The brunt of Cotton’s appearance primarily concerned the controversial recent meeting between Attorney General Loretta Lynch and former president Bill Clinton as well as the ongoing investigation into Democratic presidential nominee Hillary Clinton’s private email server.
Though Cotton made the argument against Clinton in very forceful terms, he eventually ran into a patch of awkwardness that nearly every prominent Republican who goes on TV these days does: He was asked to make an affirmative case for presumptive GOP nominee Donald Trump, and he either wouldn’t or couldn’t bring himself to do it.
Starting things off, Todd asked Cotton about the U.S. military strategy against ISIS. Unsurprisingly, the Arkansas senator took the opportunity to lambast President Obama and his administration’s strategy.

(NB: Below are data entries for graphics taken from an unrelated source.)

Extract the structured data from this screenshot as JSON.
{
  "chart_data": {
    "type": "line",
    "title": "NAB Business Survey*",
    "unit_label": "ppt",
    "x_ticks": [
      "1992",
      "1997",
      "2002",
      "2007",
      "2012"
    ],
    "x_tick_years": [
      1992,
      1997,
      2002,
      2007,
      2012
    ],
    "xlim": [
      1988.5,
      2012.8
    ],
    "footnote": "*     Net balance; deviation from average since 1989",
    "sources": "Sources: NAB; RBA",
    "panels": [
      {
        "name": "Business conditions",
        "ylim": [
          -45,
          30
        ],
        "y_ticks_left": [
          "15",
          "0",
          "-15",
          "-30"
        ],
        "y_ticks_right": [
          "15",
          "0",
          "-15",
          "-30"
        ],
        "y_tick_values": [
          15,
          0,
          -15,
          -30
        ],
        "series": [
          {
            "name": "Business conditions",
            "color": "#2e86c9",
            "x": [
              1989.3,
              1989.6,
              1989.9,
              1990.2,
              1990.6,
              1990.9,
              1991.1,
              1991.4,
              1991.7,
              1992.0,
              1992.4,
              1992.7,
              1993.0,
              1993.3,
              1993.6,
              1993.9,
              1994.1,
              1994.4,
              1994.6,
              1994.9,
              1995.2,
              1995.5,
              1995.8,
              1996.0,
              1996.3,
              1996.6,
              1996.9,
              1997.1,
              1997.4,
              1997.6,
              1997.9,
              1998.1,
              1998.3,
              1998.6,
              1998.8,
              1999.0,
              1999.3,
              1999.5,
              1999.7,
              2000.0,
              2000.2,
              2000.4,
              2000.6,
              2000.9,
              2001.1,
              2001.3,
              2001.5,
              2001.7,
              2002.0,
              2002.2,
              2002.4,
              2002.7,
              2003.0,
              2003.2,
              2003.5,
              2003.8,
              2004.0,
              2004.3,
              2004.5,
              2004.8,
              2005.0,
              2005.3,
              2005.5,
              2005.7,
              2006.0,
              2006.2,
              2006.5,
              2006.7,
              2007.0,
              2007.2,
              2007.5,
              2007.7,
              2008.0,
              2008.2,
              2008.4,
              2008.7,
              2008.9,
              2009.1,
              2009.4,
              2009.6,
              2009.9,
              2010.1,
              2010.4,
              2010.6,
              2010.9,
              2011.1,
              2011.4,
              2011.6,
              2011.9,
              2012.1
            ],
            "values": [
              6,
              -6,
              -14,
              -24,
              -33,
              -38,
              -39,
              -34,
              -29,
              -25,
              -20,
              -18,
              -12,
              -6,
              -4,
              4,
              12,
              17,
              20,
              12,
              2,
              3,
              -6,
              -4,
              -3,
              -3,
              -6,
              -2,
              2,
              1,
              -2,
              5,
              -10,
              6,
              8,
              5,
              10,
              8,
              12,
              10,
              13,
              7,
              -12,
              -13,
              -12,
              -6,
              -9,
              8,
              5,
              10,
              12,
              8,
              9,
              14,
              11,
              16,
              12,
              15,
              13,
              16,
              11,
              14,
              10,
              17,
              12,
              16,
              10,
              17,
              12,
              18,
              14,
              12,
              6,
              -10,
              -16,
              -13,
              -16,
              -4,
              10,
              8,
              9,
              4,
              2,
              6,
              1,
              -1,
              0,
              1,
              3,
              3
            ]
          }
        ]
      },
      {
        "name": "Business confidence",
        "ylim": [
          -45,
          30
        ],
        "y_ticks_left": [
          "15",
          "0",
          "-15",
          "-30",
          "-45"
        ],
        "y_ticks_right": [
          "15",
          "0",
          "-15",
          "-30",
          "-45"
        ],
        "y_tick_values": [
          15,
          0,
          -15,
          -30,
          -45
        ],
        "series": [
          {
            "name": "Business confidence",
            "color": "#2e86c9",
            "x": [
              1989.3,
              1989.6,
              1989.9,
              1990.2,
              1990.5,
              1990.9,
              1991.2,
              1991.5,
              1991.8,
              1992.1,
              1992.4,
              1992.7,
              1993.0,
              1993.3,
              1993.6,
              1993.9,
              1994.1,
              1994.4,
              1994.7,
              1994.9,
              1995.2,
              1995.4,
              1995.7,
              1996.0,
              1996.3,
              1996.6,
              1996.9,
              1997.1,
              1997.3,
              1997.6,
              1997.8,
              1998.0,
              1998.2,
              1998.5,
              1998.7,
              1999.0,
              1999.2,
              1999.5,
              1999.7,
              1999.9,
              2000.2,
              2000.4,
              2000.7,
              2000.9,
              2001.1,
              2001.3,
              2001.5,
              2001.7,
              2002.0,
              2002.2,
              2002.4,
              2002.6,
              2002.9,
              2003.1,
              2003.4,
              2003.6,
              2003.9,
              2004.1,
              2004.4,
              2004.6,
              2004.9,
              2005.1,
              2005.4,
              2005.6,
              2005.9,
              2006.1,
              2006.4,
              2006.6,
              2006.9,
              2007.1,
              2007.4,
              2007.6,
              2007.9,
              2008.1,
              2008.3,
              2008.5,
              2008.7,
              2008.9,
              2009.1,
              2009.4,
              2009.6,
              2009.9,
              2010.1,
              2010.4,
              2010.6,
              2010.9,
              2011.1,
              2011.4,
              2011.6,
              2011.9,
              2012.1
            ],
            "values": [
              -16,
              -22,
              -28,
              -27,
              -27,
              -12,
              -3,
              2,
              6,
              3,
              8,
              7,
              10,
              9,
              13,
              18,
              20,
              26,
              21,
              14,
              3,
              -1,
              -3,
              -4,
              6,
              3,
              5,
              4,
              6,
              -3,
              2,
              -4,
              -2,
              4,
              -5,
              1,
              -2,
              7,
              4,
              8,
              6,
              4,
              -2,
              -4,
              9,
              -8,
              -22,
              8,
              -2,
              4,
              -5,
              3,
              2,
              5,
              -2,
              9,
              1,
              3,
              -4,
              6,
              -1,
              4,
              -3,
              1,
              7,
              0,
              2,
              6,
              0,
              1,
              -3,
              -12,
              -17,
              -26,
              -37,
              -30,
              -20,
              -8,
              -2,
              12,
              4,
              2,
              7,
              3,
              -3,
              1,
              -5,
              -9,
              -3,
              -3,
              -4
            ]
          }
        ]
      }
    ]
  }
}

Specifically, he said that rather than making “a new policy change” in the aftermath of individual ISIS attacks (or, as the case may be, ISIS-inspired or credited attacks), the administration should unleash everything it might do in response right now.
“At a minimum, we should take stock of all the policies that we might pursue after a terror attack, and we should pursue all of them right now, before there’s another attack.”

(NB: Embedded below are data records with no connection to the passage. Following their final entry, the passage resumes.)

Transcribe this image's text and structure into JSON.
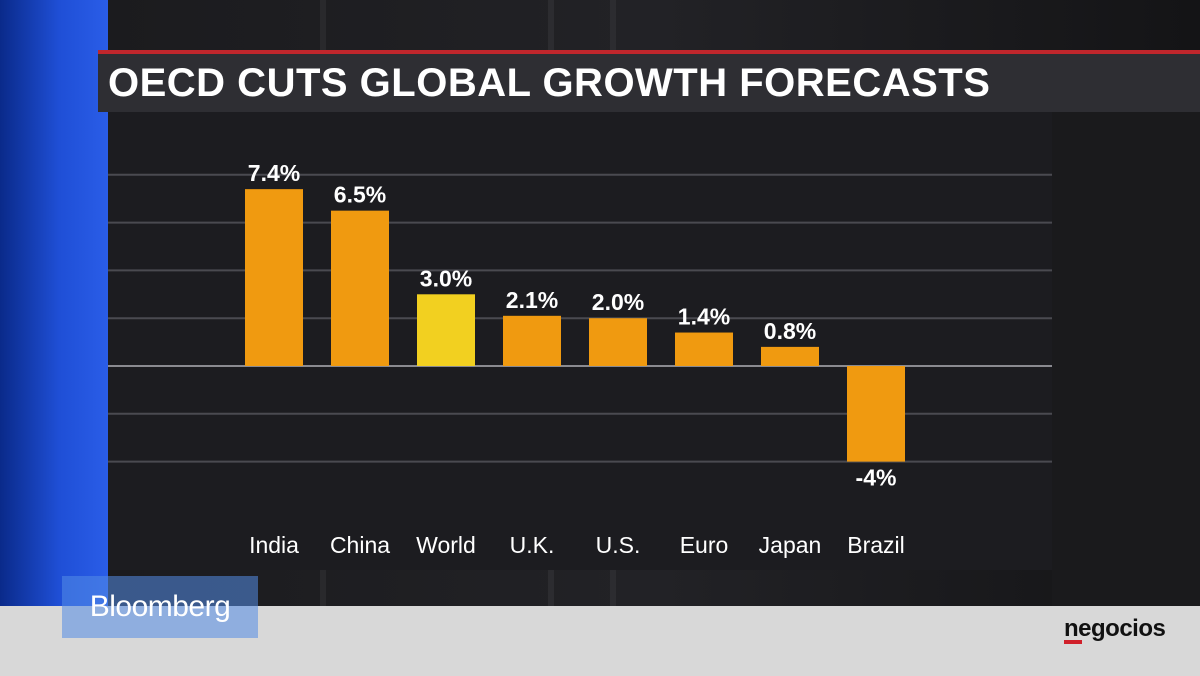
{
  "broadcaster": "Bloomberg",
  "publisher": "negocios",
  "colors": {
    "bar": "#f09a10",
    "highlight_bar": "#f2d020",
    "accent_red": "#c0262c",
    "grid": "#4a4a50",
    "text": "#ffffff"
  },
  "chart_data": {
    "type": "bar",
    "title": "OECD CUTS GLOBAL GROWTH FORECASTS",
    "categories": [
      "India",
      "China",
      "World",
      "U.K.",
      "U.S.",
      "Euro",
      "Japan",
      "Brazil"
    ],
    "values": [
      7.4,
      6.5,
      3.0,
      2.1,
      2.0,
      1.4,
      0.8,
      -4
    ],
    "data_labels": [
      "7.4%",
      "6.5%",
      "3.0%",
      "2.1%",
      "2.0%",
      "1.4%",
      "0.8%",
      "-4%"
    ],
    "highlight_category": "World",
    "xlabel": "",
    "ylabel": "",
    "ylim": [
      -4,
      9
    ],
    "grid": true,
    "legend": "none"
  }
}
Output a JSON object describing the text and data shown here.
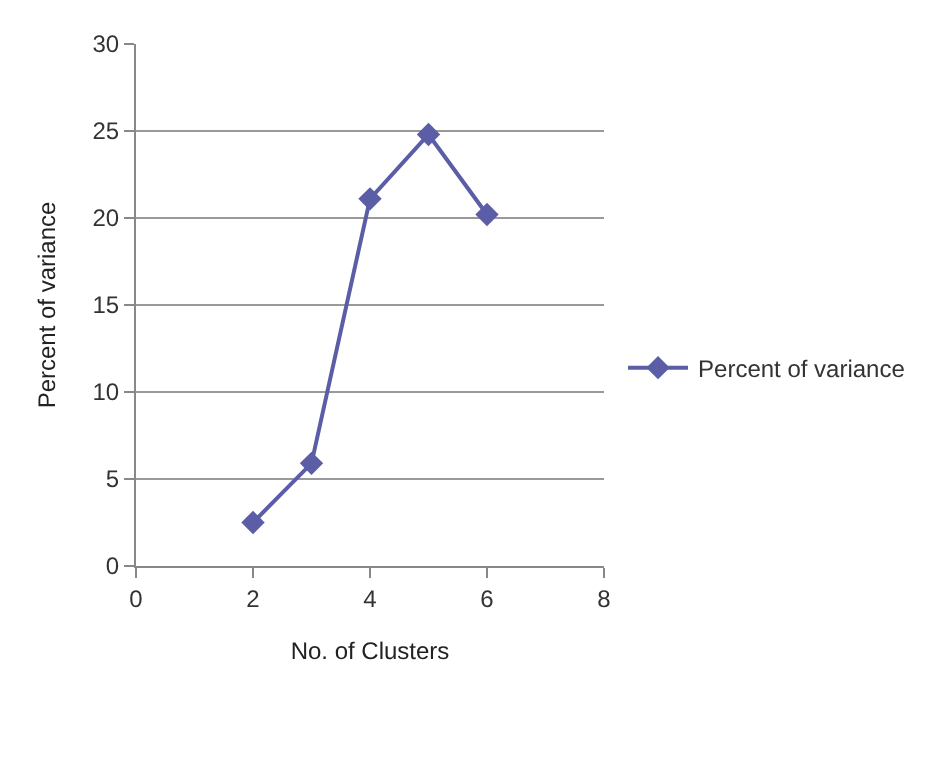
{
  "chart_data": {
    "type": "line",
    "xlabel": "No. of Clusters",
    "ylabel": "Percent of variance",
    "x": [
      2,
      3,
      4,
      5,
      6
    ],
    "series": [
      {
        "name": "Percent of variance",
        "color": "#5b5ea6",
        "values": [
          2.5,
          5.9,
          21.1,
          24.8,
          20.2
        ]
      }
    ],
    "xlim": [
      0,
      8
    ],
    "xticks": [
      0,
      2,
      4,
      6,
      8
    ],
    "ylim": [
      0,
      30
    ],
    "yticks": [
      0,
      5,
      10,
      15,
      20,
      25,
      30
    ],
    "grid": "y",
    "legend": "right",
    "marker": "diamond",
    "line_style": "solid"
  }
}
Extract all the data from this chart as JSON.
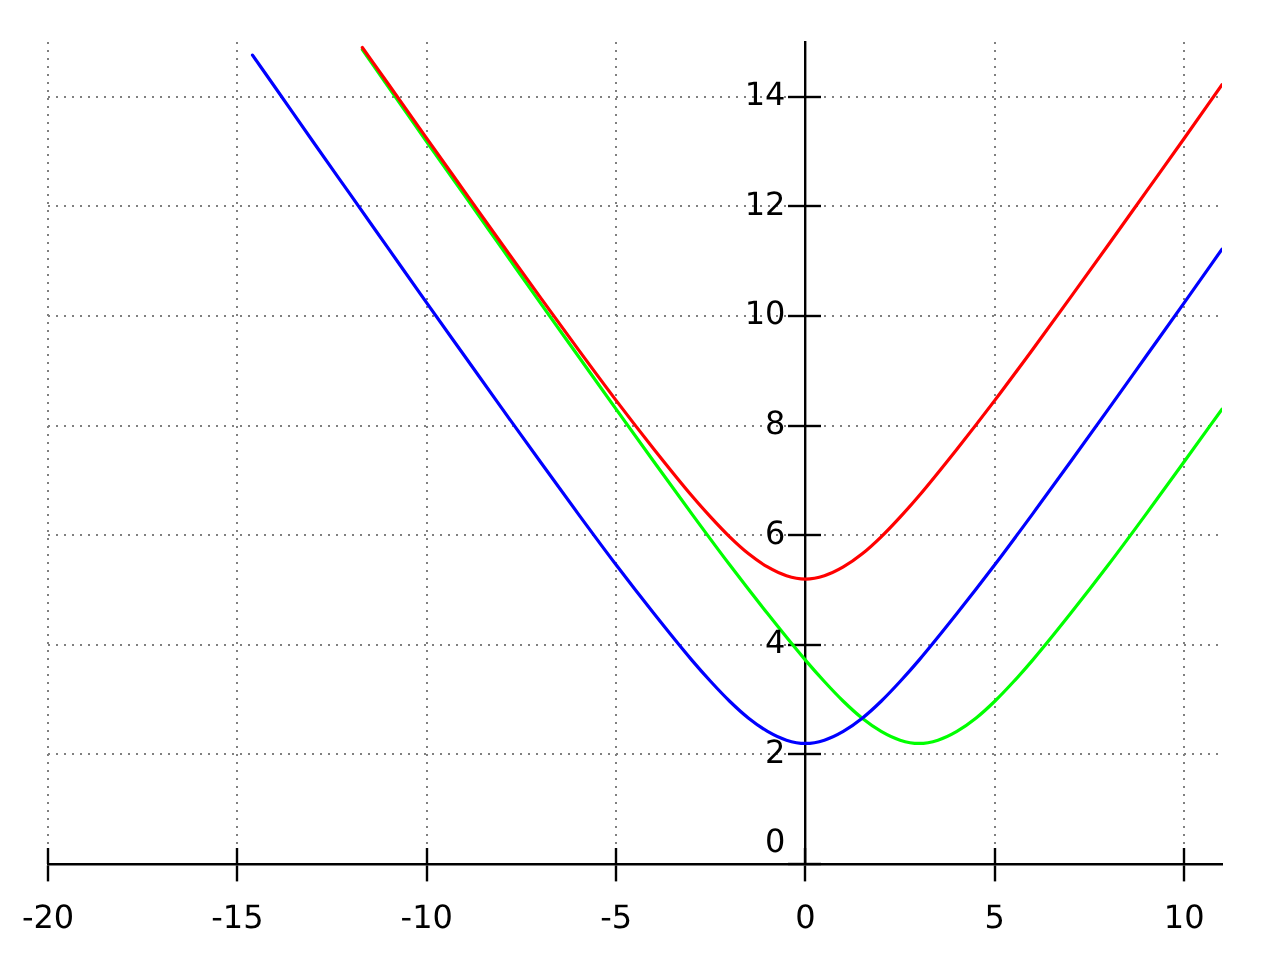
{
  "chart_data": {
    "type": "line",
    "marker": "none",
    "grid": true,
    "xlim": [
      -20,
      11
    ],
    "ylim": [
      0,
      15
    ],
    "xticks": [
      -20,
      -15,
      -10,
      -5,
      0,
      5,
      10
    ],
    "yticks": [
      0,
      2,
      4,
      6,
      8,
      10,
      12,
      14
    ],
    "series": [
      {
        "color": "#ff0000",
        "x": [
          -11.7,
          -11,
          -10,
          -9,
          -8,
          -7,
          -6,
          -5,
          -4,
          -3,
          -2.5,
          -2,
          -1.5,
          -1,
          -0.5,
          0,
          0.5,
          1,
          1.5,
          2,
          2.5,
          3,
          4,
          5,
          6,
          7,
          8,
          9,
          10,
          11
        ],
        "values": [
          14.9,
          14.22,
          13.24,
          12.27,
          11.3,
          10.34,
          9.39,
          8.46,
          7.57,
          6.72,
          6.33,
          5.97,
          5.66,
          5.42,
          5.26,
          5.2,
          5.26,
          5.42,
          5.66,
          5.97,
          6.33,
          6.72,
          7.57,
          8.46,
          9.39,
          10.34,
          11.3,
          12.27,
          13.24,
          14.22
        ]
      },
      {
        "color": "#0000ff",
        "x": [
          -14.6,
          -14,
          -13,
          -12,
          -11,
          -10,
          -9,
          -8,
          -7,
          -6,
          -5,
          -4,
          -3,
          -2.5,
          -2,
          -1.5,
          -1,
          -0.5,
          0,
          0.5,
          1,
          1.5,
          2,
          2.5,
          3,
          4,
          5,
          6,
          7,
          8,
          9,
          10,
          11
        ],
        "values": [
          14.76,
          14.17,
          13.18,
          12.2,
          11.22,
          10.24,
          9.27,
          8.3,
          7.34,
          6.39,
          5.46,
          4.57,
          3.72,
          3.33,
          2.97,
          2.66,
          2.42,
          2.26,
          2.2,
          2.26,
          2.42,
          2.66,
          2.97,
          3.33,
          3.72,
          4.57,
          5.46,
          6.39,
          7.34,
          8.3,
          9.27,
          10.24,
          11.22
        ]
      },
      {
        "color": "#00ff00",
        "x": [
          -11.7,
          -11,
          -10,
          -9,
          -8,
          -7,
          -6,
          -5,
          -4,
          -3,
          -2,
          -1,
          0,
          0.5,
          1,
          1.5,
          2,
          2.5,
          3,
          3.5,
          4,
          4.5,
          5,
          5.5,
          6,
          7,
          8,
          9,
          10,
          11
        ],
        "values": [
          14.86,
          14.17,
          13.18,
          12.2,
          11.22,
          10.24,
          9.27,
          8.3,
          7.34,
          6.39,
          5.46,
          4.57,
          3.72,
          3.33,
          2.97,
          2.66,
          2.42,
          2.26,
          2.2,
          2.26,
          2.42,
          2.66,
          2.97,
          3.33,
          3.72,
          4.57,
          5.46,
          6.39,
          7.34,
          8.3
        ]
      }
    ]
  }
}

This led into Cotton excoriating Clinton’s judgment and decision-making, criticizing her both for failing to secure a new deal to keep U.S. troops in Iraq in 2011, and for her leadership role in what he described as the “Libyan misadventure” ? if you sense a double-standard on this Iraq/Libya comparison, well, there ya go.
Shortly after, Todd managed to put Cotton in quite a bind, all by asking him what should be the simplest question for any elected Republican in a presidential campaign season: What’s your positive, affirmative case for your nominee?
Cotton is clearly nothing if not capable of trashing Clinton, but Todd challenged him to explain not just why he dislikes her, but how he’d “make the case for Donald Trump” instead, noting “you just made a whole speech by the way, earlier this weekend, you didn’t even mention his name.”
And, just like Mitch McConnell a week before him, Cotton wanted no part of this discussion. Here’s how he replied to a straightforward opportunity to talk up his party’s nominee:
Well Chuck, the case against Hillary Clinton’s judgment in foreign policy is very strong, to say nothing of her support for Obamacare, immigration, the fact that she’d appoint a fifth liberal justice to the Supreme Court.
Todd interrupted Cotton, again asking him “what’s the case for Donald Trump?” Then, at long last, the Arkansas senator uttered the magic words: “Donald Trump can ultimately make the case for himself.”
Cotton went on to explain ways in which he felt Trump’s ideas were closer to the American public than Clinton’s—on ISIS, on protecting America’s “core national interests,” and on what he called the “slapdash” Libyan intervention. Though, contrary to some of his repeated claims, Trump supported the Libyan intervention before it occurred.
“Donald Trump can ultimately make the case for himself.”
Cotton visibly didn’t want to talk about Trump, and was wary if not completely unwilling to advocate for any Trump policies beyond the vaguest, broadest possible terms. It’s a similar look to when ABC News’ George Stephanopoulos asked Senate majority leader Mitch McConnell to address whether Trump was truly “qualified” to be president, and McConnell repeatedly deflected with some variation of “I’ll leave that for the American people to decide.”
When it comes time to vigorously defend their party’s standard-bearer, a slew of prominent elected Republicans have been coming up empty, dodging Trump-related questions as if waltzing on eggshells. Whether this is a tenable position for the next several months in unclear, but at the very least, the man himself seems none too pleased about it.